Passive and active features provided the cooling, like mechanical and natural ventilation (fans and windows that opened); automated shades; insulation, including a concrete slab floor; and dehumidifiers. The design thinking behind these contemporary refinements has worked for millenniums — imagine an adobe house, or a Roman villa, sealed and shaded against the day’s heat, and opened up at night.
Unfortunately, the employees hated it.
More fans and pushing folks to get to work earlier and dress more casually didn’t quite do the trick. So the firm had to add some traditional A/C to be deployed as needed. Still, the building “is a model of energy efficiency.”
There are things that can be done beyond concrete slab floors and automated shades.
So I’m delighted that MIT’s Neri Oxman “and her colleagues are developing self-cooling building facades and clothing.”
At M.I.T., Dr. Oxman’s team is experimenting with polymers and bacteria in the hopes they might “grow” building facades, and “wearables” — clothing, for example — complete with arteries to hold cooled liquids or gas. They can already 3-D-print glass structures with “spatial pockets” designed to be filled with cooling liquid, as well as “biocompatible synthetic skins” for bodies and buildings, Dr. Oxman said, which would “act as thermodynamic, environmentally sensitive filters and barriers” to respond to temperature changes in the environment and self-regulate.

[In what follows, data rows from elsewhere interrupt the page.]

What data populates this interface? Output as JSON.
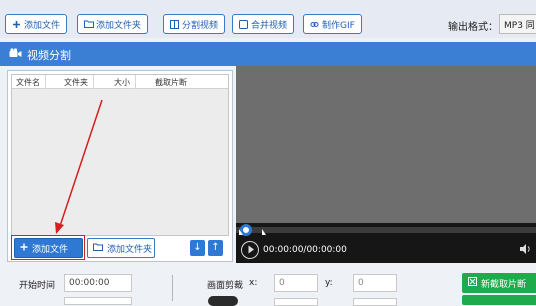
{
  "toolbar": {
    "add_file": "添加文件",
    "add_folder": "添加文件夹",
    "split_video": "分割视频",
    "merge_video": "合并视频",
    "make_gif": "制作GIF",
    "output_format_label": "输出格式：",
    "output_format_value": "MP3 同"
  },
  "section": {
    "title": "视频分割"
  },
  "file_table": {
    "columns": [
      "文件名",
      "文件夹",
      "大小",
      "截取片断"
    ]
  },
  "file_panel": {
    "add_file": "添加文件",
    "add_folder": "添加文件夹",
    "down_arrow": "↓",
    "up_arrow": "↑"
  },
  "player": {
    "time": "00:00:00/00:00:00"
  },
  "controls": {
    "start_time_label": "开始时间",
    "start_time_value": "00:00:00",
    "crop_label": "画面剪裁",
    "x_label": "x:",
    "x_value": "0",
    "y_label": "y:",
    "y_value": "0",
    "new_clip_button": "新截取片断"
  },
  "colors": {
    "accent": "#2f79d4",
    "header_bar": "#3a7fd4",
    "highlight_red": "#d81e1e",
    "green_button": "#1faa4b"
  }
}
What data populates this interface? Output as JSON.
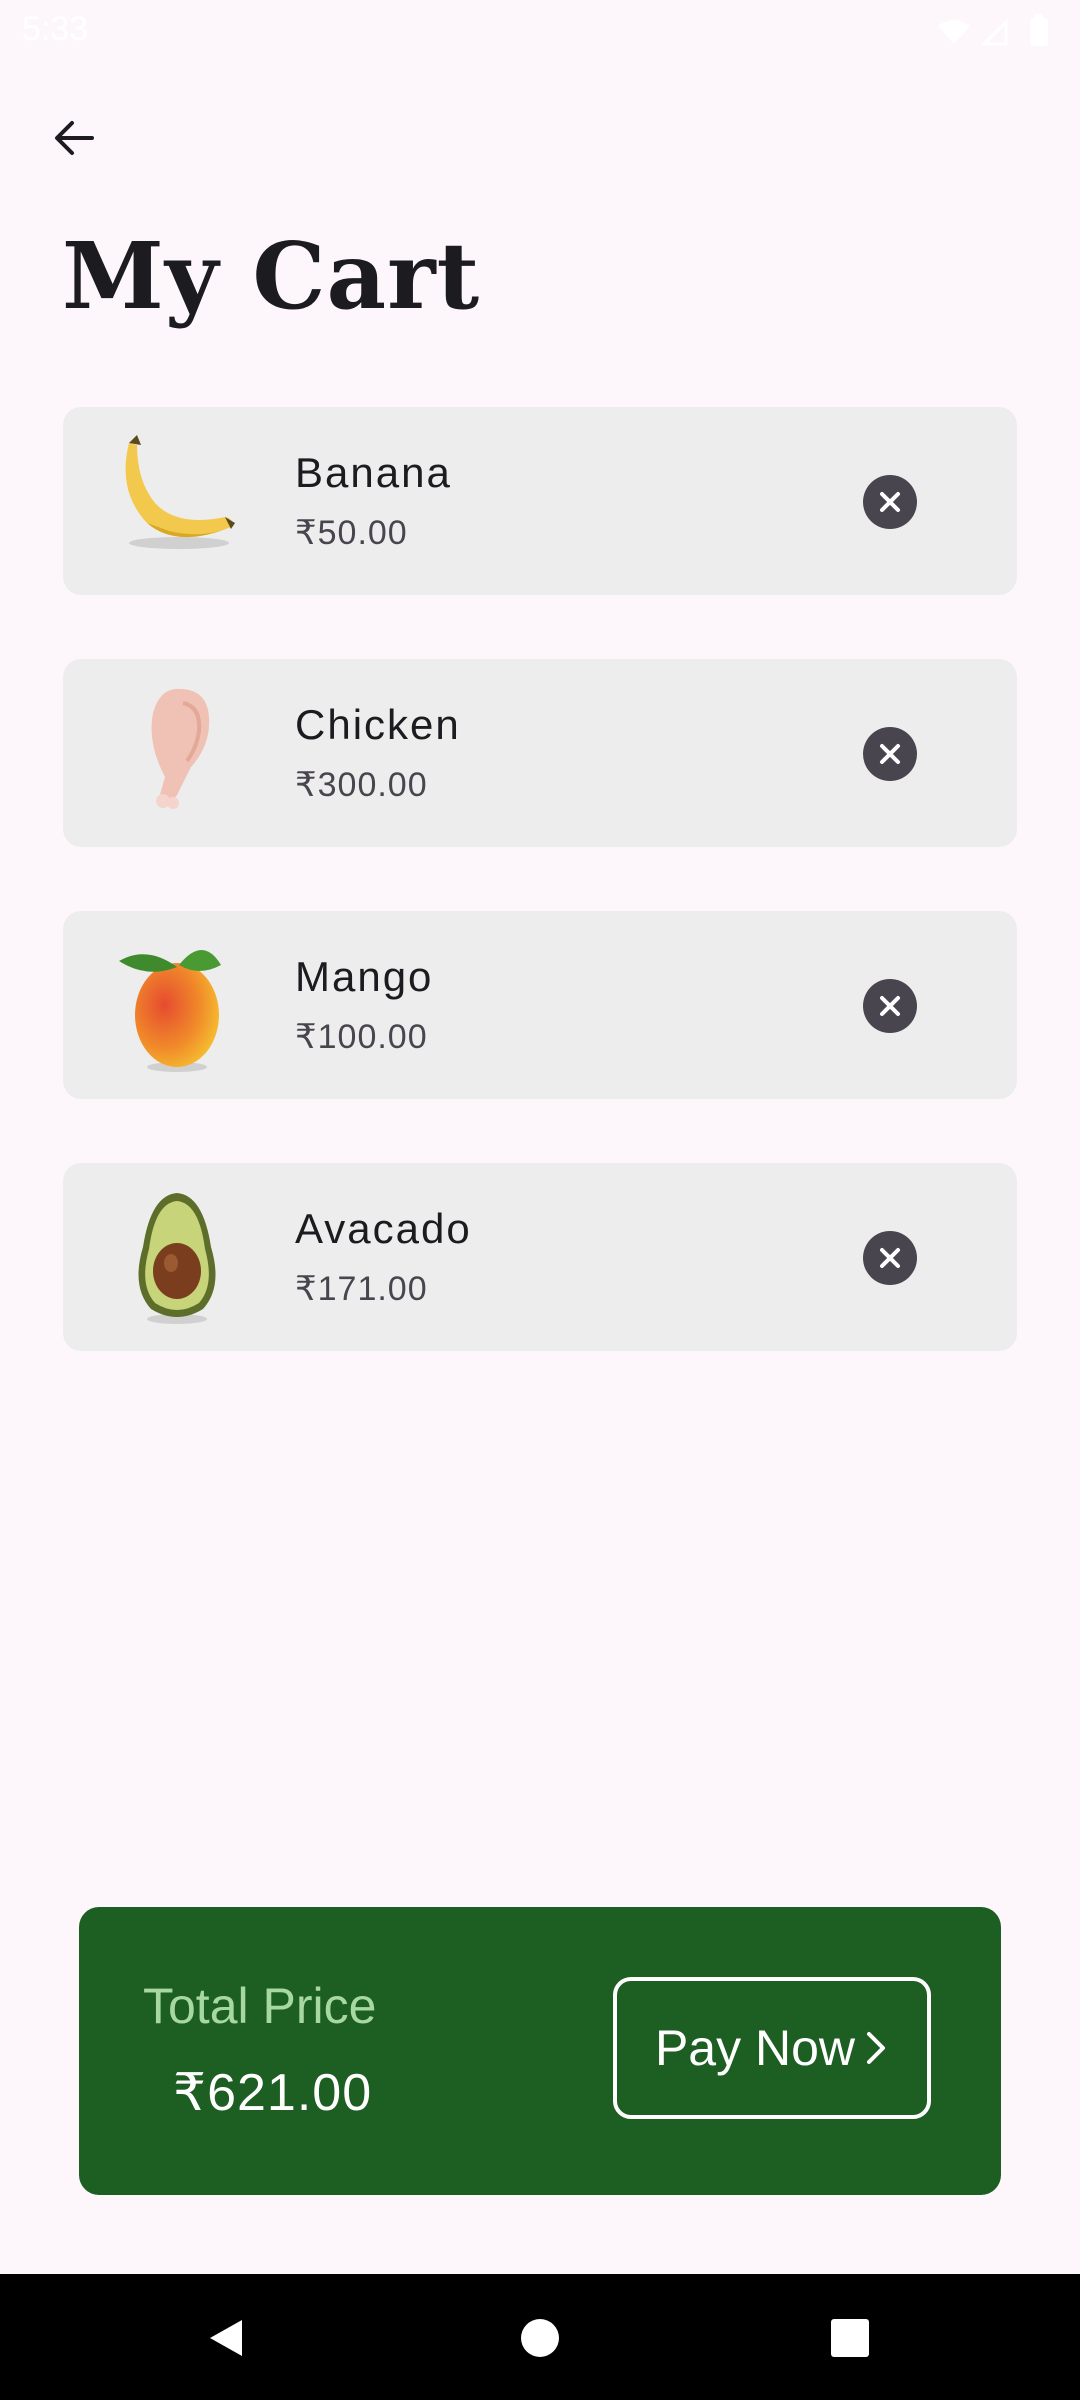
{
  "status_bar": {
    "time": "5:33"
  },
  "header": {
    "back_icon": "arrow-left-icon",
    "title": "My Cart"
  },
  "cart": {
    "items": [
      {
        "name": "Banana",
        "price": "₹50.00",
        "image": "banana",
        "remove_icon": "close-circle-icon"
      },
      {
        "name": "Chicken",
        "price": "₹300.00",
        "image": "chicken-drumstick",
        "remove_icon": "close-circle-icon"
      },
      {
        "name": "Mango",
        "price": "₹100.00",
        "image": "mango",
        "remove_icon": "close-circle-icon"
      },
      {
        "name": "Avacado",
        "price": "₹171.00",
        "image": "avocado",
        "remove_icon": "close-circle-icon"
      }
    ]
  },
  "checkout": {
    "total_label": "Total Price",
    "total_value": "₹621.00",
    "pay_label": "Pay Now",
    "pay_icon": "chevron-right-icon"
  },
  "colors": {
    "background": "#fdf7fc",
    "card": "#eeedee",
    "checkout_bg": "#1d5e22",
    "total_label": "#a7d8a3",
    "remove_icon": "#49454f"
  },
  "nav_bar": {
    "back_icon": "triangle-back-icon",
    "home_icon": "circle-home-icon",
    "recents_icon": "square-recents-icon"
  }
}
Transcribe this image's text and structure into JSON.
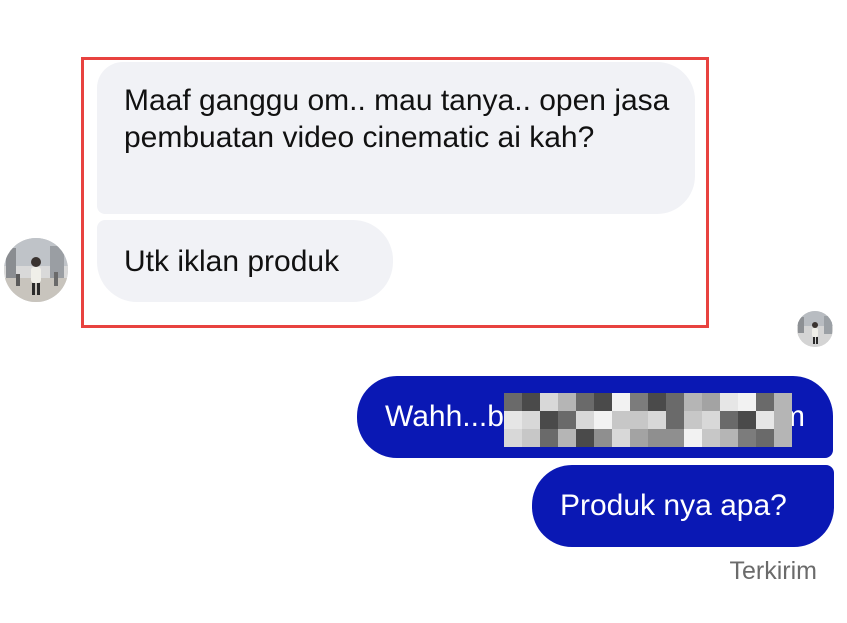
{
  "conversation": {
    "incoming": [
      {
        "text": "Maaf ganggu om.. mau tanya.. open jasa pembuatan video cinematic ai kah?"
      },
      {
        "text": "Utk iklan produk"
      }
    ],
    "outgoing": [
      {
        "text": "Wahh...b",
        "text_tail": "m",
        "redacted": true
      },
      {
        "text": "Produk nya apa?"
      }
    ],
    "status": "Terkirim"
  },
  "colors": {
    "incoming_bubble": "#f1f2f6",
    "outgoing_bubble": "#0a18b4",
    "highlight_border": "#e8423f",
    "status_text": "#6b6b6b"
  },
  "icons": {
    "contact_avatar": "contact-avatar",
    "seen_indicator": "seen-avatar-icon"
  }
}
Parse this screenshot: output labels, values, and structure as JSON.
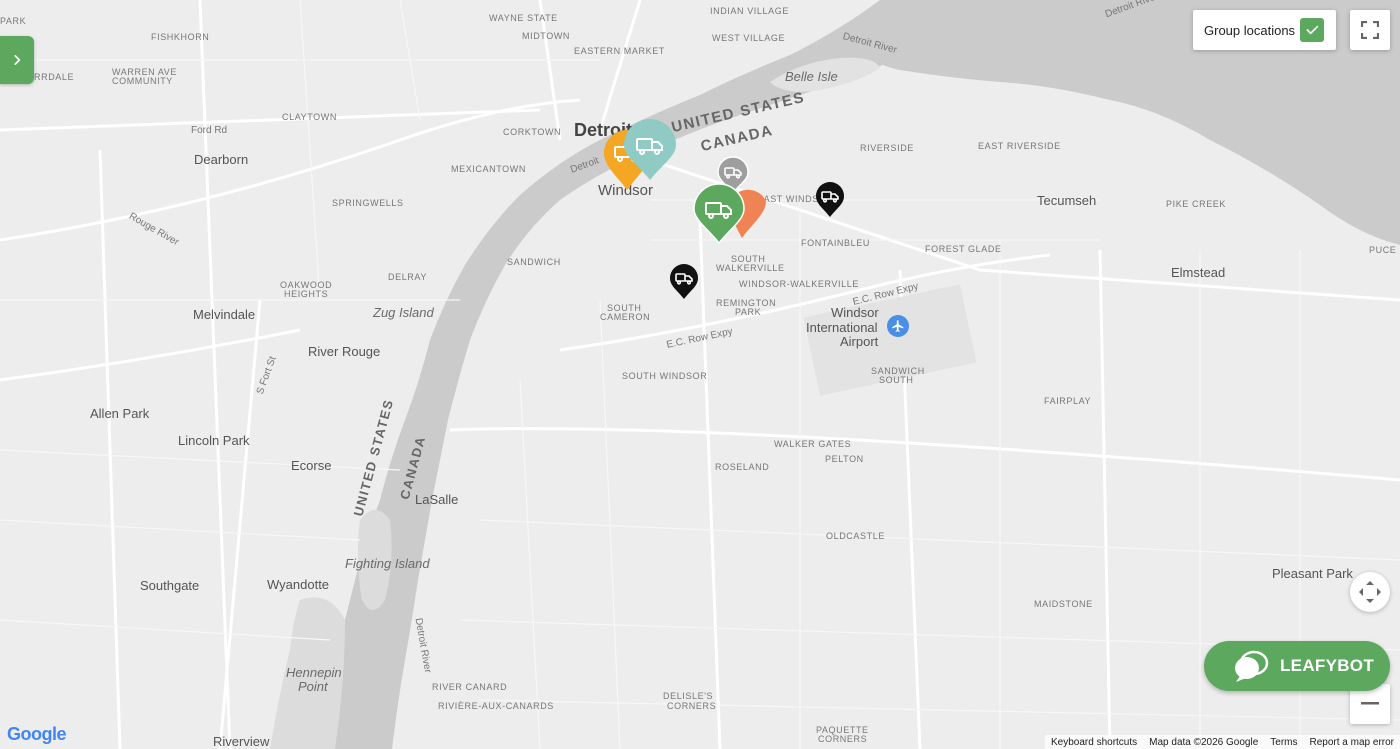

Yay, scientists! Yay, MIT!
Let’s get moving on those “biocompatible synthetic skins.” I could have used one the other day working in the kitchen at St. Francis House. If you can’t stand the heat, you don’t want to be doling out chicken corn chowder when it’s 90 degrees out.
And speaking of 90, I found it interesting that “nearly 90 percent of American households now have some form of air-conditioning,” the highest proportion of any country other than Japan. A lot of these, I’m sure, are folks in the leafy-shady burbs or cool and comfy country who only need A/C a few times a year, when things are truly unbearable. Still, that’s a pretty stunning figure. As the planet heats up, places that have done without – like Europe – will likely be clamoring for more A/C, not to mention places like India where more people are being more affluent and urban, and the country is heating up beyond what folks have become acclimated to over the centuries.
Meanwhile, I’m keeping my A/C on, thank you.